I don’t get it.
I’ll be honest. I’m not understanding some parts of this Kansas-Missouri rivalry.
But let’s start with the part that I do get.
I moved to Missouri three years ago and, almost immediately, heard about the Kansas-Missouri rivalry. I heard that legendary basketball coach Norm Stewart used to joke that he’d never spend a dime in Kansas. I heard that, over in Lawrence, they wore their “Muck Fizzou” T-shirts.
As an East Coast kid who grew up hating the New York Yankees, I understood instantly.
Sports rivalries. Sports hate.
Hating the Yankees, for years, drove my appreciation of baseball. I get it.
To have a good guy, you need a bad guy. It’s a plot line that has driven pro wrestling for years. My son, who was a boy at the time, understood it when Hulk Hogan turned from good guy to bad guy and then back to good guy.
It was like a play. Not real, but a lot of fun.
My 8-year-old son, throwing himself off the top of the sofa because we didn’t have any turnbuckles around the house, got it. I got it.
But now here’s what I don’t get.
The Civil War?
As a relatively new Missouri resident, it didn’t take much reading to figure out that Missouri was on the wrong side of the slavery issue.
But that question was solved a long time ago, wasn’t it?
Slavery was bad. And here’s another notion: It wasn’t funny either.
William Quantrill burned Lawrence almost 150 years ago. But I’m pretty sure it didn’t have anything to do with football.
Which should be what this rivalry is about this weekend.
So why is Quantrill being debated on Internet chat boards in advance of a football game?
As I write this, there’s a guy walking around the newsroom with a T-shirt that says “Kansas. Keeping America safe from Missouri since 1854.” It has a picture of John Brown on it.
I’m sure the folks who printed the T-shirt thought it was clever.
I don’t see the connection.
I understand sports hate. I even enjoy it. Remember my relationship with the Yankees?
But sports hate is different than real hate. And sports is different from war.
A few years ago the universities of Missouri and Kansas changed the name of these Missouri-Kansas sporting events from “The Border War” to “The Border Showdown.”
It was an important change. This is a football game.

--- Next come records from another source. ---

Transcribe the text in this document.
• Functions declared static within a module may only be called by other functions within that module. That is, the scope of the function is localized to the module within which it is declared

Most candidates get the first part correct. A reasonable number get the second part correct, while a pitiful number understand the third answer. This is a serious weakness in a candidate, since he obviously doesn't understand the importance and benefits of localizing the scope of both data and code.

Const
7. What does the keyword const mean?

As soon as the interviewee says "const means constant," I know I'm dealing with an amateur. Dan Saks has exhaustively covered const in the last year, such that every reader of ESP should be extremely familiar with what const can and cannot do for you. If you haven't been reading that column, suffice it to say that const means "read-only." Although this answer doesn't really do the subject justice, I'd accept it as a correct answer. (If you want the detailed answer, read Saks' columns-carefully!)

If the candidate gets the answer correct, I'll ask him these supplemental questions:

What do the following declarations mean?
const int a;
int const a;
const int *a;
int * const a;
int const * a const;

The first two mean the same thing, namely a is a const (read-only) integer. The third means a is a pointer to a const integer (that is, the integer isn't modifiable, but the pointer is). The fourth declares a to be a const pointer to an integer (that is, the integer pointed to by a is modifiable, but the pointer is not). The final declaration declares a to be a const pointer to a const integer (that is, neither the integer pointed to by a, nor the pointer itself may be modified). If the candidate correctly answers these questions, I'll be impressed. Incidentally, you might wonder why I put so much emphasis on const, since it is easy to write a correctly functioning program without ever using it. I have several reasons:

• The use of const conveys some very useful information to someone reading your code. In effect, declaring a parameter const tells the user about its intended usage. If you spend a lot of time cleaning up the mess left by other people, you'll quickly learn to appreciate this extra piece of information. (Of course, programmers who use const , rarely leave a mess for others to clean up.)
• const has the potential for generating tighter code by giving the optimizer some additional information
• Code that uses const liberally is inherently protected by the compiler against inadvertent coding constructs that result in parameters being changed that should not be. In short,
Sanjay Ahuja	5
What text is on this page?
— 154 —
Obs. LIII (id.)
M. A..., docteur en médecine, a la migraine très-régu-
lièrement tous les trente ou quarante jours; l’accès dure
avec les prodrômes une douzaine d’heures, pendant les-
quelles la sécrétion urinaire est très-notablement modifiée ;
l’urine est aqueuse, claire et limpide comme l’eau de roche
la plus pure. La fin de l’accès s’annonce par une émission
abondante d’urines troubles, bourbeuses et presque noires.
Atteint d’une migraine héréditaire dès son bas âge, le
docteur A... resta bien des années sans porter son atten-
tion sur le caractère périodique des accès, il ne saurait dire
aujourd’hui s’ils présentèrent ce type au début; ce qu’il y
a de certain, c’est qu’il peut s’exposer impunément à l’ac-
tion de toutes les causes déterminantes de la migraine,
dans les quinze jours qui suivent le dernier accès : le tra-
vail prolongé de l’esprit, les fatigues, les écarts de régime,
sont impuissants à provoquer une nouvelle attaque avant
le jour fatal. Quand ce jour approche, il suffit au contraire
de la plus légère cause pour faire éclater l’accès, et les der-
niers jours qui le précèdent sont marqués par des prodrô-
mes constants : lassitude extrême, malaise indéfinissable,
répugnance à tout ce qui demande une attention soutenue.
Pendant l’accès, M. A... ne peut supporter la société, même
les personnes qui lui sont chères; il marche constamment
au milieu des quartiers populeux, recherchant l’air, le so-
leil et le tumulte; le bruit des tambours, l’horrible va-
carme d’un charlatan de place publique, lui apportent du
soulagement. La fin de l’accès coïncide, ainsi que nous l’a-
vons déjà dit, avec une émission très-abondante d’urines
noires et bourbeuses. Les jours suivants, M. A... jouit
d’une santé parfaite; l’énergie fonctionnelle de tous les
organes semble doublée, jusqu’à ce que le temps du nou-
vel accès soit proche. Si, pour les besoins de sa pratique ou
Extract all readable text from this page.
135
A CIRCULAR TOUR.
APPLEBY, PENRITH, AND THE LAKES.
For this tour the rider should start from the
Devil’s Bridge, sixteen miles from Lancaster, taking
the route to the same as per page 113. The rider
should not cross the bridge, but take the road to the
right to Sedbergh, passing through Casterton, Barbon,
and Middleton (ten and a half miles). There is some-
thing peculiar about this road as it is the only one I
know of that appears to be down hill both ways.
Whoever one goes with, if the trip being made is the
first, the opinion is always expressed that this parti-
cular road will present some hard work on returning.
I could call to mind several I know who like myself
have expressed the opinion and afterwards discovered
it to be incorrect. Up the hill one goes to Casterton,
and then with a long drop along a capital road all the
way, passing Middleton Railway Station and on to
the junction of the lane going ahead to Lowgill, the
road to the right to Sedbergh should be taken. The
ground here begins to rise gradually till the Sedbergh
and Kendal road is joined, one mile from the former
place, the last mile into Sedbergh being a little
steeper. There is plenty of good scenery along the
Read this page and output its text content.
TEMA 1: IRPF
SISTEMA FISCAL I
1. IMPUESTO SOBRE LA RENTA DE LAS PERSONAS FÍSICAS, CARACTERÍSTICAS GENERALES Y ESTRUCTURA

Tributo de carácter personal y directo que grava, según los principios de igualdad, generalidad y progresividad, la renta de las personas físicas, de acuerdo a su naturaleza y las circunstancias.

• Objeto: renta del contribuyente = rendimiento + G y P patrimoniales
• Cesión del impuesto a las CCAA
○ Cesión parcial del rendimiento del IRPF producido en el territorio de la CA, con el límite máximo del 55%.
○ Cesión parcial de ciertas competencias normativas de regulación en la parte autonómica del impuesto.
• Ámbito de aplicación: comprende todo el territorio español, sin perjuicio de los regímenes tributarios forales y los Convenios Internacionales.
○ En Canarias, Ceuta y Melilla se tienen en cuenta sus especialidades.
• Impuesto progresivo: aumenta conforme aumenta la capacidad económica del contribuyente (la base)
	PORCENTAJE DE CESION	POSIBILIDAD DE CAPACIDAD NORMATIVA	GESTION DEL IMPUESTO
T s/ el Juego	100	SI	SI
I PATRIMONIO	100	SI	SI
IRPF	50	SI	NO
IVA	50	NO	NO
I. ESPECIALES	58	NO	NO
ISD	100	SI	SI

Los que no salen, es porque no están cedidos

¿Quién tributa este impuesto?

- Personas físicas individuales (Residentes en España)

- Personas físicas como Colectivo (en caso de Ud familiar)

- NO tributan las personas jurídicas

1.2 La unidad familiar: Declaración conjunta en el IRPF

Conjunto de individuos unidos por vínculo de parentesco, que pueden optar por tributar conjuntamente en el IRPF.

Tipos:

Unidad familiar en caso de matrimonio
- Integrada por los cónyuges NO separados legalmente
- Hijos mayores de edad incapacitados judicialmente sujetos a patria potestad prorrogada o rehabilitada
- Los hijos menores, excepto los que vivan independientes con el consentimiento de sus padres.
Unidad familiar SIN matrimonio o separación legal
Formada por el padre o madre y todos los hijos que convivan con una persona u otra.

There’s a war going on, and this isn’t it. Or, more to the point, the Civil War did go on, but this isn’t it.
Which brings us to Saturday night.
It’s the biggest football game of the season this far, maybe the biggest game in the Kansas-Missouri rivalry.
I don’t want to spoil anyone’s fun.
But let’s understand the distinction here.
Go ahead, hate the Jayhawks. Just hate them the right way.
Greg Bowers is sports editor of the Columbia Missourian.